1. Conduct a Materiality Assessment
Building a successful ESG strategy is a complex, resource-intensive process. Before jumping into data collection and target setting, it’s crucial to identify which ESG factors are material to your organization.
Materiality is assessed by engaging both internal and external stakeholders. Internally, this includes teams such as leadership, HR, finance, operations, and legal. Externally, you’ll need to gather input from investors, lenders, suppliers, and customers.
To prioritize what matters most, create a materiality matrix that plots external importance on the Y-axis and business impact on the X-axis. This helps you visualize which targets hold the most weight in terms of both external relevance and business impact.
By identifying material issues, you’ll avoid wasting time and resources on irrelevant aspects and focus on what truly matters to both your organization and its stakeholders.
2. Explore Relevant Frameworks
The ESG landscape is flooded with numerous frameworks and determining which to use can be daunting. These standards can vary widely depending on industry, location, and specific reporting requirements.
Some of the most widely adopted frameworks include:
- Global Reporting Initiative (GRI): A comprehensive standard covering environmental, economic, and social reporting.
- International Sustainability Standards Board (ISSB): A relatively new standard tailored to meet the information needs of investors.
- CDP: Focuses on environmental impacts, particularly carbon emissions and climate risks.
- Science Based Targets Initiative (SBTi): Focused on helping companies set Net Zero carbon targets.
- Task Force on Climate-related Financial Disclosures (TCFD): Offers recommendations on climate-related financial disclosures.
You’ll also need to consider country-specific regulations, such as the BRSR in India or the CSRD in Europe. Before proceeding with data collection or setting targets, it’s important to understand which frameworks apply to your business.

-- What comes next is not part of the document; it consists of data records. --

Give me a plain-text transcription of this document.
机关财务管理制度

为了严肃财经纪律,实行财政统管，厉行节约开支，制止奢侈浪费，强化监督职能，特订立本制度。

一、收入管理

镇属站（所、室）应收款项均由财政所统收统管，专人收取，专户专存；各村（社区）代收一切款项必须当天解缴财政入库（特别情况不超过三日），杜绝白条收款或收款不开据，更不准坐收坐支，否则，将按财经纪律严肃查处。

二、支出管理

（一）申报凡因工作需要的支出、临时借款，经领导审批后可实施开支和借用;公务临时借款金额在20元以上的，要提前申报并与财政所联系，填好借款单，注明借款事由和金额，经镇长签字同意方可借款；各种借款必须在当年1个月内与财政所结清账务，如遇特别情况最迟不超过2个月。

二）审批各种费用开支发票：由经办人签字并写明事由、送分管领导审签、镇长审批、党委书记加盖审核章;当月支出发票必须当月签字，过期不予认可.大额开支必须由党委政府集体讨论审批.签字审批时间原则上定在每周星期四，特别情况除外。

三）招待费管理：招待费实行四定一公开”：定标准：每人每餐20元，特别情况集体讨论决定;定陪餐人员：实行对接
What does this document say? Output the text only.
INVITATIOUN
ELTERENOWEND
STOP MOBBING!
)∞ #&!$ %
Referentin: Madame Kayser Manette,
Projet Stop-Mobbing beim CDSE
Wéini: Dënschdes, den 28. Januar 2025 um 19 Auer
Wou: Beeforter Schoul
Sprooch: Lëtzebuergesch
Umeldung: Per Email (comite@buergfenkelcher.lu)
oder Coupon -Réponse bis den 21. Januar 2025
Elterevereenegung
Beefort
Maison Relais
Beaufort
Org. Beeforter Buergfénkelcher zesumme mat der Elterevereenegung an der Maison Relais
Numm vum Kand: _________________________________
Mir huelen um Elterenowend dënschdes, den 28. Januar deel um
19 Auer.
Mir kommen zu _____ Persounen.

3. Collect Data & Benchmark
When gathering data for your ESG strategy, it's crucial to set clear boundaries around your data collection process. These boundaries might include:
- Which parts of the value chain will you focus on?
- Which products or services are included?
- How will emissions from subsidiaries or leased properties be reported?
With these parameters in place, your ESG team will know where to prioritize efforts. This process can be time-consuming, as it requires data collection from various internal departments, suppliers, and even customers.
Using cloud-based solutions, like the AMCS ESG Solution, can streamline this process. The platform simplifies data entry and integrates with IoT and other systems, allowing real-time data collection from across your organization.
Effective data collection is crucial to ensure that your ESG targets are meaningful and trackable. Without solid data, your progress will be difficult to measure, and benchmarking against industry standards will be impossible.
4. Set Targets & Goals
Your ESG strategy should begin with clear, actionable goals based on your materiality assessment and data. ESG covers a wide range of issues, including carbon emissions, labor practices, diversity, and ethical governance. The specific targets you set will depend on the most critical issues facing your organization.
Some examples of targets might include:
- Net Zero carbon emission goals by 2030
- Improved working conditions in your supply chain
- Enhanced ethical leadership to attract investors
Once you have your baseline data, set SMART (Specific, Measurable, Achievable, Relevant, Time-bound) goals that will guide your ESG strategy and keep stakeholders accountable.
5. Prepare Reports
With your data in place and targets set, it's time to prepare your ESG reports. These reports should adhere to the standards of the framework you’ve chosen, ensuring compliance and comparability with industry peers.
Typical ESG reports will include metrics on emissions, resource usage, labor practices, and any other ESG-related actions taken during the reporting period. They will also include commentary on data quality, assumptions, and any gaps in your reporting.
6. Update Reports & Monitor Success
ESG is not a one-time initiative; it requires continuous evaluation and improvement. As new data becomes available, and standards evolve, your strategy and reports should be updated regularly.
Cloud-based platforms like the AMCS ESG Solution (formerly Quentic) can help keep your reports up to date, ensuring that you remain compliant with changing regulations and frameworks. These solutions also facilitate the ongoing collection of data, allowing you to track your progress in real-time and make adjustments as needed.